The most important exported type is Quantity. A Quantity is generic over Unit types and numeric Value types, and serves to pair a dimensionless value with a dimensional unit. The default scalar type is f64, but Value is automatically implemented for any type that implements the correct set of traits.

§Examples

The goal of dimensional analysis is to ensure correctness when doing calculations on physical quantities. Operations are only valid between quantities of compatible units, and units must be conserved in order to get correct results.

The fundamental principle of this library is to represent quantities with incompatible units as different types, so that attempting to use them together results in a compiler error.
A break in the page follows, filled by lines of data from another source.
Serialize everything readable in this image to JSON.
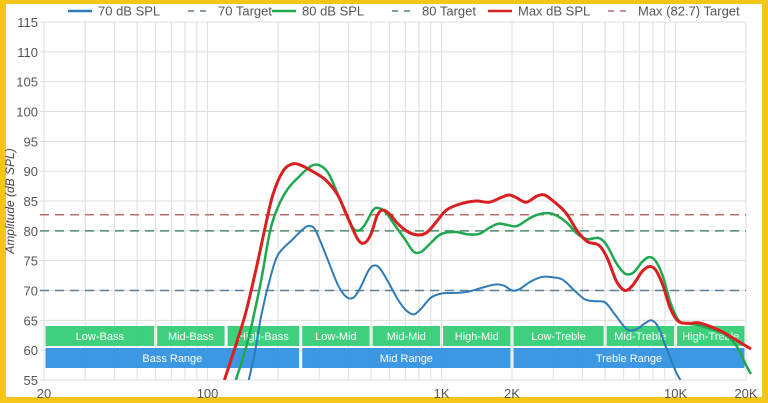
{
  "chart_data": {
    "type": "line",
    "title": "",
    "xlabel": "",
    "ylabel": "Amplitude (dB SPL)",
    "xscale": "log",
    "xlim": [
      20,
      20000
    ],
    "ylim": [
      55,
      115
    ],
    "grid": true,
    "legend_position": "top",
    "y_ticks": [
      55,
      60,
      65,
      70,
      75,
      80,
      85,
      90,
      95,
      100,
      105,
      110,
      115
    ],
    "x_ticks": [
      {
        "value": 20,
        "label": "20"
      },
      {
        "value": 100,
        "label": "100"
      },
      {
        "value": 1000,
        "label": "1K"
      },
      {
        "value": 2000,
        "label": "2K"
      },
      {
        "value": 10000,
        "label": "10K"
      },
      {
        "value": 20000,
        "label": "20K"
      }
    ],
    "legend": [
      {
        "label": "70 dB SPL",
        "color": "#2e7bb8",
        "style": "solid"
      },
      {
        "label": "70 Target",
        "color": "#5a7f96",
        "style": "dashed"
      },
      {
        "label": "80 dB SPL",
        "color": "#1fa84f",
        "style": "solid"
      },
      {
        "label": "80 Target",
        "color": "#4f8a6e",
        "style": "dashed"
      },
      {
        "label": "Max dB SPL",
        "color": "#d92020",
        "style": "solid"
      },
      {
        "label": "Max (82.7) Target",
        "color": "#b86f6f",
        "style": "dashed"
      }
    ],
    "targets": [
      {
        "name": "70 Target",
        "value": 70,
        "color": "#5a7f96"
      },
      {
        "name": "80 Target",
        "value": 80,
        "color": "#4f8a6e"
      },
      {
        "name": "Max (82.7) Target",
        "value": 82.7,
        "color": "#b86f6f"
      }
    ],
    "series": [
      {
        "name": "70 dB SPL",
        "color": "#2e7bb8",
        "width": 2,
        "points": [
          [
            150,
            55
          ],
          [
            160,
            60
          ],
          [
            170,
            66
          ],
          [
            185,
            72
          ],
          [
            200,
            76
          ],
          [
            230,
            78.5
          ],
          [
            260,
            80.5
          ],
          [
            275,
            80.8
          ],
          [
            290,
            80
          ],
          [
            320,
            76
          ],
          [
            360,
            71
          ],
          [
            390,
            69
          ],
          [
            420,
            68.8
          ],
          [
            450,
            70.5
          ],
          [
            490,
            73.5
          ],
          [
            520,
            74.2
          ],
          [
            550,
            73.5
          ],
          [
            600,
            71
          ],
          [
            650,
            68.5
          ],
          [
            700,
            66.8
          ],
          [
            760,
            66
          ],
          [
            820,
            67
          ],
          [
            900,
            68.8
          ],
          [
            1000,
            69.5
          ],
          [
            1150,
            69.6
          ],
          [
            1300,
            69.8
          ],
          [
            1500,
            70.5
          ],
          [
            1700,
            71
          ],
          [
            1850,
            70.8
          ],
          [
            2000,
            70
          ],
          [
            2150,
            70.2
          ],
          [
            2400,
            71.5
          ],
          [
            2700,
            72.3
          ],
          [
            3000,
            72.2
          ],
          [
            3300,
            71.8
          ],
          [
            3700,
            70
          ],
          [
            4100,
            68.5
          ],
          [
            4500,
            68.2
          ],
          [
            5000,
            68
          ],
          [
            5500,
            66
          ],
          [
            6200,
            63.5
          ],
          [
            6800,
            63.5
          ],
          [
            7400,
            64.5
          ],
          [
            7900,
            65
          ],
          [
            8400,
            64
          ],
          [
            9000,
            61
          ],
          [
            10000,
            56.5
          ],
          [
            10500,
            55
          ]
        ]
      },
      {
        "name": "80 dB SPL",
        "color": "#1fa84f",
        "width": 2.5,
        "points": [
          [
            132,
            55
          ],
          [
            145,
            60
          ],
          [
            158,
            66
          ],
          [
            170,
            72
          ],
          [
            185,
            80
          ],
          [
            200,
            84
          ],
          [
            220,
            87
          ],
          [
            245,
            89
          ],
          [
            275,
            90.8
          ],
          [
            300,
            91
          ],
          [
            330,
            89.5
          ],
          [
            370,
            85
          ],
          [
            410,
            81
          ],
          [
            440,
            80
          ],
          [
            470,
            81
          ],
          [
            510,
            83.5
          ],
          [
            540,
            83.8
          ],
          [
            580,
            83
          ],
          [
            630,
            81
          ],
          [
            700,
            78.5
          ],
          [
            760,
            76.5
          ],
          [
            820,
            76.5
          ],
          [
            900,
            78
          ],
          [
            1000,
            79.5
          ],
          [
            1150,
            79.8
          ],
          [
            1300,
            79.4
          ],
          [
            1450,
            79.5
          ],
          [
            1600,
            80.5
          ],
          [
            1750,
            81.2
          ],
          [
            1900,
            81
          ],
          [
            2100,
            80.8
          ],
          [
            2400,
            82.2
          ],
          [
            2700,
            82.9
          ],
          [
            3000,
            82.8
          ],
          [
            3400,
            81.5
          ],
          [
            3800,
            79.5
          ],
          [
            4200,
            78.6
          ],
          [
            4700,
            78.8
          ],
          [
            5100,
            77.5
          ],
          [
            5600,
            74.5
          ],
          [
            6100,
            72.8
          ],
          [
            6600,
            73
          ],
          [
            7200,
            74.8
          ],
          [
            7700,
            75.6
          ],
          [
            8200,
            75
          ],
          [
            8800,
            72.5
          ],
          [
            9500,
            68
          ],
          [
            10300,
            65
          ],
          [
            11000,
            64.5
          ],
          [
            12500,
            64.2
          ],
          [
            14000,
            63.6
          ],
          [
            16000,
            62.8
          ],
          [
            18000,
            61
          ],
          [
            20000,
            57.5
          ],
          [
            21000,
            56
          ]
        ]
      },
      {
        "name": "Max dB SPL",
        "color": "#d92020",
        "width": 3,
        "points": [
          [
            118,
            55
          ],
          [
            130,
            60
          ],
          [
            145,
            66
          ],
          [
            160,
            73
          ],
          [
            175,
            80
          ],
          [
            190,
            86
          ],
          [
            210,
            90
          ],
          [
            230,
            91.2
          ],
          [
            250,
            91
          ],
          [
            280,
            90
          ],
          [
            320,
            88.5
          ],
          [
            360,
            86
          ],
          [
            400,
            82
          ],
          [
            440,
            78.5
          ],
          [
            470,
            78
          ],
          [
            500,
            79.5
          ],
          [
            530,
            82.5
          ],
          [
            560,
            83.5
          ],
          [
            600,
            82.8
          ],
          [
            650,
            81.2
          ],
          [
            720,
            79.8
          ],
          [
            800,
            79.3
          ],
          [
            870,
            79.8
          ],
          [
            950,
            81.5
          ],
          [
            1050,
            83.5
          ],
          [
            1200,
            84.5
          ],
          [
            1400,
            85
          ],
          [
            1600,
            84.8
          ],
          [
            1800,
            85.6
          ],
          [
            1950,
            86
          ],
          [
            2100,
            85.5
          ],
          [
            2300,
            84.8
          ],
          [
            2550,
            85.8
          ],
          [
            2750,
            86
          ],
          [
            3000,
            85
          ],
          [
            3400,
            83
          ],
          [
            3800,
            80
          ],
          [
            4200,
            78.2
          ],
          [
            4700,
            77.6
          ],
          [
            5100,
            75.5
          ],
          [
            5600,
            71.5
          ],
          [
            6100,
            70
          ],
          [
            6600,
            71
          ],
          [
            7200,
            73.2
          ],
          [
            7700,
            74
          ],
          [
            8200,
            73.5
          ],
          [
            8800,
            71
          ],
          [
            9500,
            67
          ],
          [
            10300,
            64.8
          ],
          [
            11500,
            64.5
          ],
          [
            12500,
            64.6
          ],
          [
            14000,
            64
          ],
          [
            16000,
            63
          ],
          [
            18500,
            61.5
          ],
          [
            21000,
            60.2
          ]
        ]
      }
    ],
    "bands": {
      "sub_ranges": [
        {
          "label": "Low-Bass",
          "from": 20,
          "to": 60
        },
        {
          "label": "Mid-Bass",
          "from": 60,
          "to": 120
        },
        {
          "label": "High-Bass",
          "from": 120,
          "to": 250
        },
        {
          "label": "Low-Mid",
          "from": 250,
          "to": 500
        },
        {
          "label": "Mid-Mid",
          "from": 500,
          "to": 1000
        },
        {
          "label": "High-Mid",
          "from": 1000,
          "to": 2000
        },
        {
          "label": "Low-Treble",
          "from": 2000,
          "to": 5000
        },
        {
          "label": "Mid-Treble",
          "from": 5000,
          "to": 10000
        },
        {
          "label": "High-Treble",
          "from": 10000,
          "to": 20000
        }
      ],
      "ranges": [
        {
          "label": "Bass Range",
          "from": 20,
          "to": 250
        },
        {
          "label": "Mid Range",
          "from": 250,
          "to": 2000
        },
        {
          "label": "Treble Range",
          "from": 2000,
          "to": 20000
        }
      ],
      "sub_color": "#2ecc71",
      "range_color": "#2b8fe0"
    }
  }
}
The following function takes a distance an object has moved, as well as the amount of time it took to move that distance, and calculates the average speed of the object:

use dana::{Quantity, units::{Length, Speed, Time}};

fn speed(dist: Quantity<Length>, time: Quantity<Time>) -> Quantity<Speed> {
    dist / time
}

This calculation is correctly performed by dividing the distance moved by the time taken. Attempting to perform the wrong operation will produce the wrong type, resulting in a “mismatched types” error:

fn speed(dist: Quantity<Length>, time: Quantity<Time>) -> Quantity<Speed> {
    time / dist
}

§Defining Quantities

Using the full syntax is verbose to the point of near-unreadability:

use dana::{Quantity, units::*};

let grav: Quantity<UnitDiv<Length, UnitSquared<Time>>> = Quantity {
    unit: UnitDiv::new(Length::Meter, UnitSquared::new(Time::Second)),
    value: 9.81,
};

This can be reduced somewhat by using type inference, Quantity::new or Unit::quantity, standard library math operators, and the methods of unit traits. The result is better, but still difficult to read for more complex expressions:

use dana::{Quantity, units::{concrete::*, traits::CanSquare}};

let grav = Quantity::new(
    Length::Meter / Time::Second.squared(),
    9.81,
);

To make large units more workable, the qty macro interprets combinations of units using a wider range of operators than the standard library traits provide:

use dana::{qty, units::concrete::*};

let grav = qty![9.81 Length::Meter / (Time::Second ^ 2)];

Finally, the symbols module provides standard SI unit symbols as constants and type aliases, bringing the syntax very close to a pure mathematical form:

use dana::{qty, symbols::*};

let grav = qty![9.81 m/s^2];

Re-exports§

pub use quantity::Quantity;
pub use units::Unit;
pub use value::Value;

Modules§

constants
Constant values for use in calculations.
dimension
Module for base dimensions underlying the unit system.
equations
Functions for mathematical relationships between quantities.
error
Module for error types.
prelude
Prelude module re-exporting Quantity, Value, convenience macros, and Unit traits and types.
quantity
The link between dimensionless Values and dimensional Units.
symbols
Module of aliases for dimensions and units, based on SI symbols.
units
Core module of the units system.
value
Module for the Value marker trait.

Macros§

assert_qty_approx
Asserts that one Quantity is almost equal to another, by comparing their difference (in the units of the first quantity) to a limit (default 1e-12).
debug_assert_qty_approx
Equivalent to assert_qty_approx!, but only runs in debug builds.
dim
Macro to simplify Dimension definitions.
qty
Macro to simplify Quantity definitions.
qtype
Macro to simplify Quantity type definitions.
unit
Macro to simplify compound unit definitions.
utype
Macro to simplify compound unit type definitions.